Working at the company’s Bethpage facility in the 1960s, Pantelis was part of a special team at Grumman that worked on the first Lunar Module. As an expert in wiring and soldering, Pantelis performed the painstaking and critical job of assembling components of the spacecraft. That same expertise led to a job at Grumman working on the first F-14A military fighter aircraft, and seeing it fly for the first time in 1970.

“He did what he loved,” said daughter Debra Bardi of Winchester, Massachusetts. “That is why he was so blessed.”

Pantelis, formerly of Uniondale, died July 16 at the age of 93. The son of Greek immigrants, Pantelis was born in Manhattan in 1924.

A graduate of Textile High School in Manhattan, he was inducted into the U.S. Army Air Forces in 1945 and spent about six months in Germany. He later took various jobs at transformer companies in Manhattan and Westchester.

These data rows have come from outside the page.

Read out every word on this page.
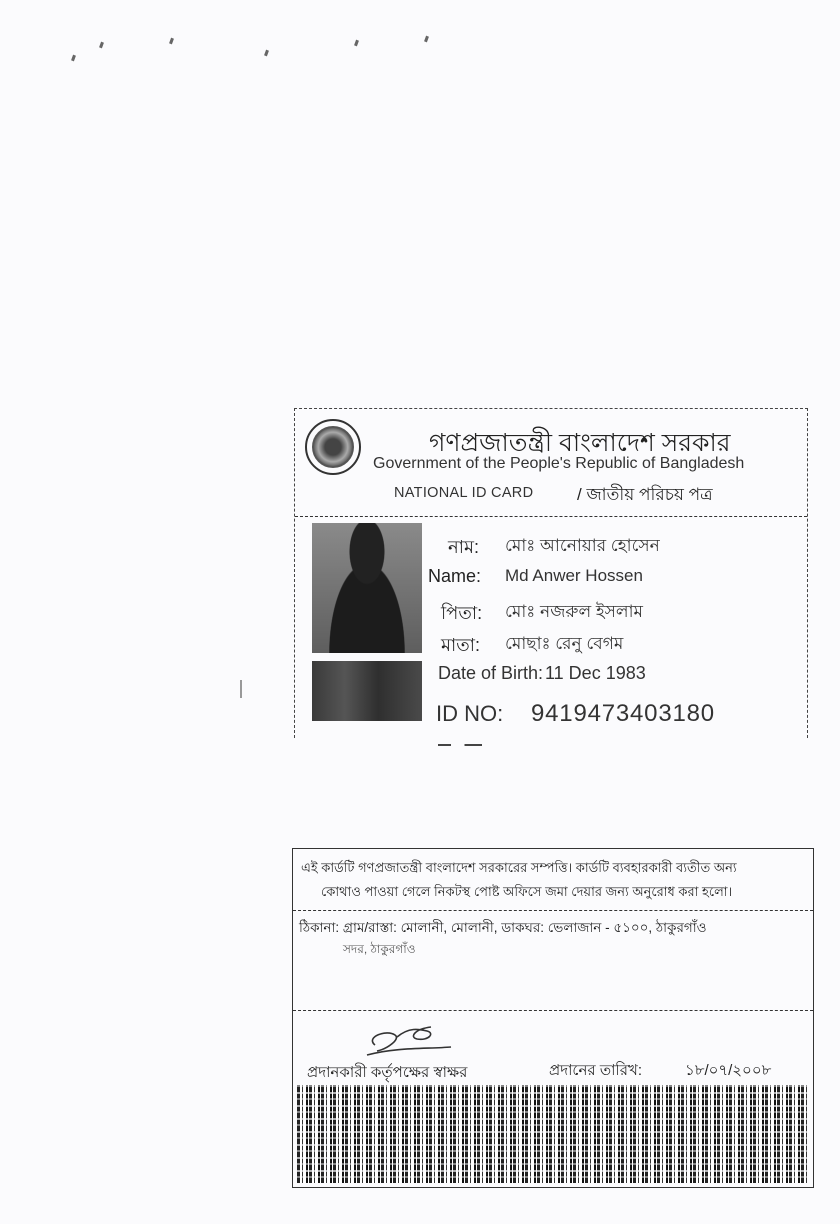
গণপ্রজাতন্ত্রী বাংলাদেশ সরকার
Government of the People's Republic of Bangladesh
NATIONAL ID CARD	/ জাতীয় পরিচয় পত্র
নাম: মোঃ আনোয়ার হোসেন
Name: Md Anwer Hossen
পিতা: মোঃ নজরুল ইসলাম
মাতা: মোছাঃ রেনু বেগম
Date of Birth: 11 Dec 1983
ID NO: 9419473403180
এই কার্ডটি গণপ্রজাতন্ত্রী বাংলাদেশ সরকারের সম্পত্তি। কার্ডটি ব্যবহারকারী ব্যতীত অন্য
কোথাও পাওয়া গেলে নিকটস্থ পোষ্ট অফিসে জমা দেয়ার জন্য অনুরোধ করা হলো।
ঠিকানা: গ্রাম/রাস্তা: মোলানী, মোলানী, ডাকঘর: ভেলাজান - ৫১০০, ঠাকুরগাঁও
সদর, ঠাকুরগাঁও
প্রদানকারী কর্তৃপক্ষের স্বাক্ষর	প্রদানের তারিখ:	১৮/০৭/২০০৮
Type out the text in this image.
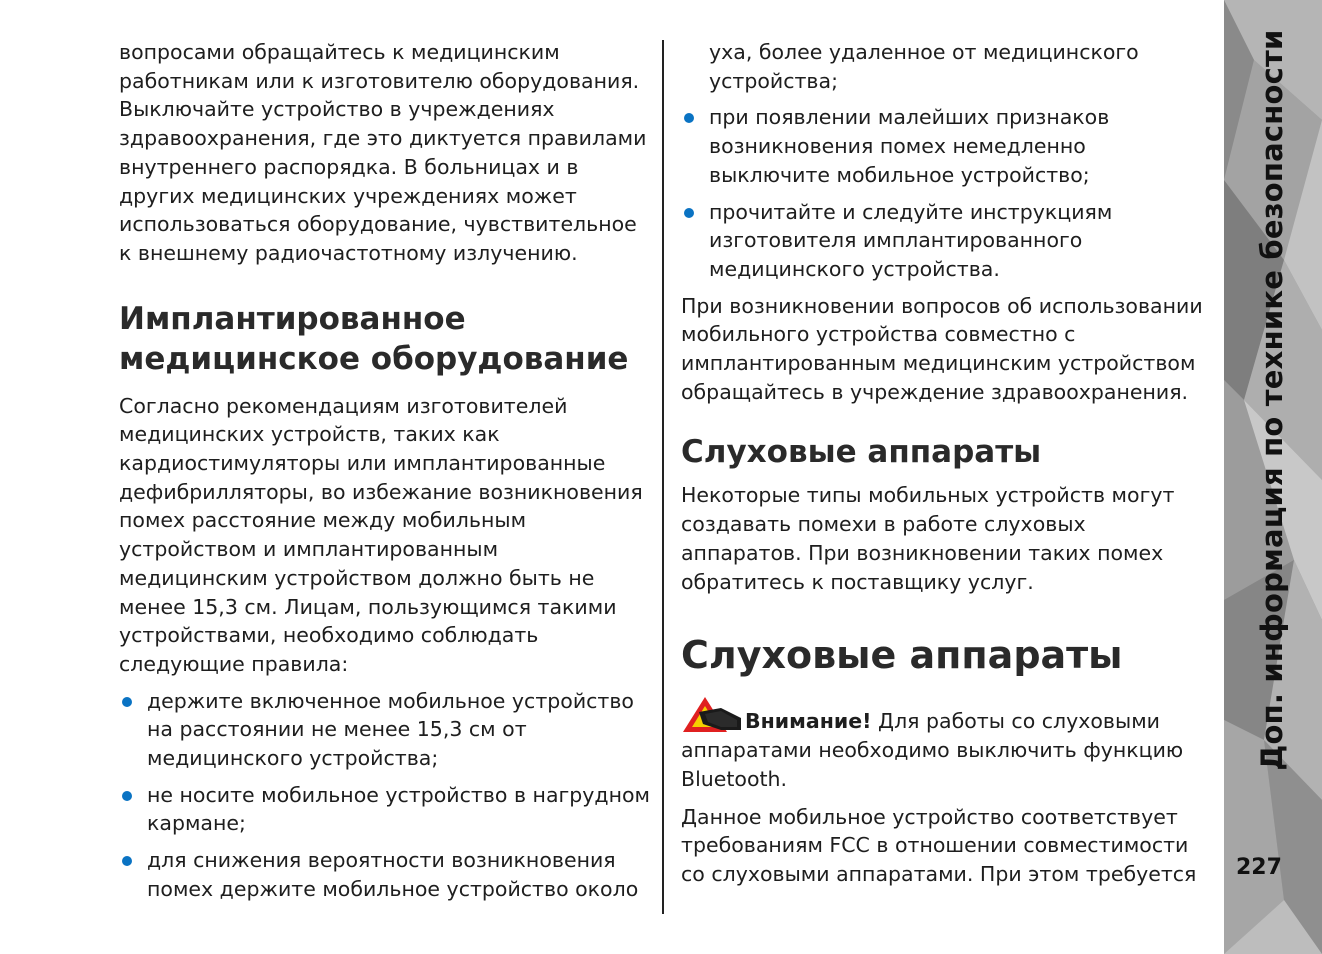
вопросами обращайтесь к медицинским работникам или к изготовителю оборудования. Выключайте устройство в учреждениях здравоохранения, где это диктуется правилами внутреннего распорядка. В больницах и в других медицинских учреждениях может использоваться оборудование, чувствительное к внешнему радиочастотному излучению.

Имплантированное медицинское оборудование

Согласно рекомендациям изготовителей медицинских устройств, таких как кардиостимуляторы или имплантированные дефибрилляторы, во избежание возникновения помех расстояние между мобильным устройством и имплантированным медицинским устройством должно быть не менее 15,3 см. Лицам, пользующимся такими устройствами, необходимо соблюдать следующие правила:

держите включенное мобильное устройство на расстоянии не менее 15,3 см от медицинского устройства;
не носите мобильное устройство в нагрудном кармане;
для снижения вероятности возникновения помех держите мобильное устройство около

уха, более удаленное от медицинского устройства;

при появлении малейших признаков возникновения помех немедленно выключите мобильное устройство;
прочитайте и следуйте инструкциям изготовителя имплантированного медицинского устройства.

При возникновении вопросов об использовании мобильного устройства совместно с имплантированным медицинским устройством обращайтесь в учреждение здравоохранения.

Слуховые аппараты

Некоторые типы мобильных устройств могут создавать помехи в работе слуховых аппаратов. При возникновении таких помех обратитесь к поставщику услуг.

Слуховые аппараты

Внимание! Для работы со слуховыми аппаратами необходимо выключить функцию Bluetooth.

Данное мобильное устройство соответствует требованиям FCC в отношении совместимости со слуховыми аппаратами. При этом требуется

Доп. информация по технике безопасности
227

He never went to college, but his mechanical and electrical aptitude catapulted him to a series of increasingly important positions.

His son Paul of Williamsburg, Virginia, said Pantelis began in the early 1950s to take on supervisory responsibilities as he set up a coil winding department at Reeves Instrument Corp. in Garden City.

He eventually landed at Grumman, where he worked from 1965 to late 1990. There, Pantelis was put to work on the lunar module for the Apollo 11 mission, making all types of panels, cables, black boxes from drawing and schematics.

Assigned to the module’s assembly area in Bethpage, Pantelis worked with engineers to install electronic equipment on the first space vehicle.

Grumman eventually used Pantelis as an instructor in specialized electronics. He also worked on the early F14-A fighter, his son said.

After retiring from Grumman, Pantelis kept busy at St. Paul and with family activities.

“He instilled in us the precious value of family bonds,” remembered his niece Alexandra Kathryn Mosca, a funeral director in Queens.

Pantelis also is survived by four grandchildren and three great-grandchildren. His wife, Ann, died in 2009, and his sister Helen and brother Albert also predeceased him.

After a funeral Mass at the Cathedral of St. Paul, Pantelis was interred July 22 with military honors at Pinelawn Memorial Park.